Well, over the course of the network design, we’ve gone from full precision inputs feeding modular neural networks up to LSTM, to 4×4 downscaled inputs feeding the same structure, to our current design, 800 total inputs per time step.
The effect of this has been to go from a system that took 2 days per epoch and overloaded my computer’s memory on batch sizes of 512 down to 2 hours per epoch, and then 90 seconds per epoch. I can also now fit the entire training set comfortably in memory.
Even with the speed improvements I put in with preprocessing the data, loading the entire set of data for one epoch took about 90 seconds. Suspiciously like the 90 seconds per epoch for running the system. Keras pre-loads the next batch of inputs in another thread so that the worker doesn’t have to wait for input, but if the worker is faster than the generator, it will still block. As we can now fit the entire dataset into memory, I modified the generator to cache the entire input set. This way it doesn’t have to go back to the disc between epochs. By not being disc-bound, we can get all cores on my box in use. I’ve got a 4-core machine.
With those further changes, resident space is about 2.5 GB per thread. Time per epoch is about 8 seconds. I’ll probably soon tear the generator out now that everything fits in memory. The current design actually keeps three entire copies of the training set in memory, and that’s silly. One copy is the cached data in the generator. One is the current data training the model, and the last is the preloaded data for the next batch.
The files are fairly minor variations of rpgenerator.py and rptrainer.py. Rather than reproducing them here, I just point you to their entries in the git archive. The files are in the top of the directory, named rpgenerator2.py and rptrainer2.py.

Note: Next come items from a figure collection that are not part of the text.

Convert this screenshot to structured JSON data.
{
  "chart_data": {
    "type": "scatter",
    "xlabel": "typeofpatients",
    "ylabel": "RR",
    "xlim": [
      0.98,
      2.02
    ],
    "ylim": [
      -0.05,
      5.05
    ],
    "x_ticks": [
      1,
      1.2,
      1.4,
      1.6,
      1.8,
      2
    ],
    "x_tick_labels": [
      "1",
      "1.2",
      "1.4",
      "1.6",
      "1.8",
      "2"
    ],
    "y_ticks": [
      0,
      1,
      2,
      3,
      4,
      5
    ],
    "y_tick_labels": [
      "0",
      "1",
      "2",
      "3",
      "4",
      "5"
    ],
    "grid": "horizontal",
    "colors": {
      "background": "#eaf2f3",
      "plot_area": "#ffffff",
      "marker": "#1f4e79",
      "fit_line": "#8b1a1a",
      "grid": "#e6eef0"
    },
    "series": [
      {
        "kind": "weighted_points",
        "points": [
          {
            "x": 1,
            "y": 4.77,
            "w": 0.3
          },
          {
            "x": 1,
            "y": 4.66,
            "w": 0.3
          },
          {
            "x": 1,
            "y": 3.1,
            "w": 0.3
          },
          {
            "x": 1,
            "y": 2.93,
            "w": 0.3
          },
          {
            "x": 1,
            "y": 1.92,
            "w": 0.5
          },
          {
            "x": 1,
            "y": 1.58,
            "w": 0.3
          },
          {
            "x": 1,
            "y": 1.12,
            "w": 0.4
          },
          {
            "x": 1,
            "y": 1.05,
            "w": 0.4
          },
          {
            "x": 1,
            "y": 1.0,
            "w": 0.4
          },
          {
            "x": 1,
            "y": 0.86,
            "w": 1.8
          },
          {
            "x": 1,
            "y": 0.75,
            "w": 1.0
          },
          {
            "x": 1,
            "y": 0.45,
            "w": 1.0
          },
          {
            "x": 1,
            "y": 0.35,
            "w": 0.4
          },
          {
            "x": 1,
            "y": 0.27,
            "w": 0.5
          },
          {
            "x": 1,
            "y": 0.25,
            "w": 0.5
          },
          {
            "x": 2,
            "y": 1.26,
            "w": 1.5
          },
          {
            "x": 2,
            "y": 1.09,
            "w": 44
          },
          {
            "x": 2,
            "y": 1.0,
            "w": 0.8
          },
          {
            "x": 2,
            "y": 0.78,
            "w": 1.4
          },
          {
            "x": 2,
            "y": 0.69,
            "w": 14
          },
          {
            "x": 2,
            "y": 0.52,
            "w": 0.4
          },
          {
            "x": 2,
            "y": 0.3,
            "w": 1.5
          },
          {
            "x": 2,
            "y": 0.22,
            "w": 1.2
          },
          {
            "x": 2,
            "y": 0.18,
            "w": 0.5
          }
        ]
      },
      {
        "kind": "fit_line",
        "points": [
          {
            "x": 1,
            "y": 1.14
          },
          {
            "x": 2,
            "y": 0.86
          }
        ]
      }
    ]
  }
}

Well, now that we’ve got a system that trains nicely, it’s time to begin experimenting with settings. The first thing we’re going to want to do is to adjust the training parameters. That’s because I’m getting a loss improvement of about .0004 after each batch, regardless of batch size. So, when I train an entire epoch at once, I improve the loss by about 0.0004 in the early epochs, but if I divide the input set into 12 batches, I improve by about 0.005 per epoch. I’ve got to fix that.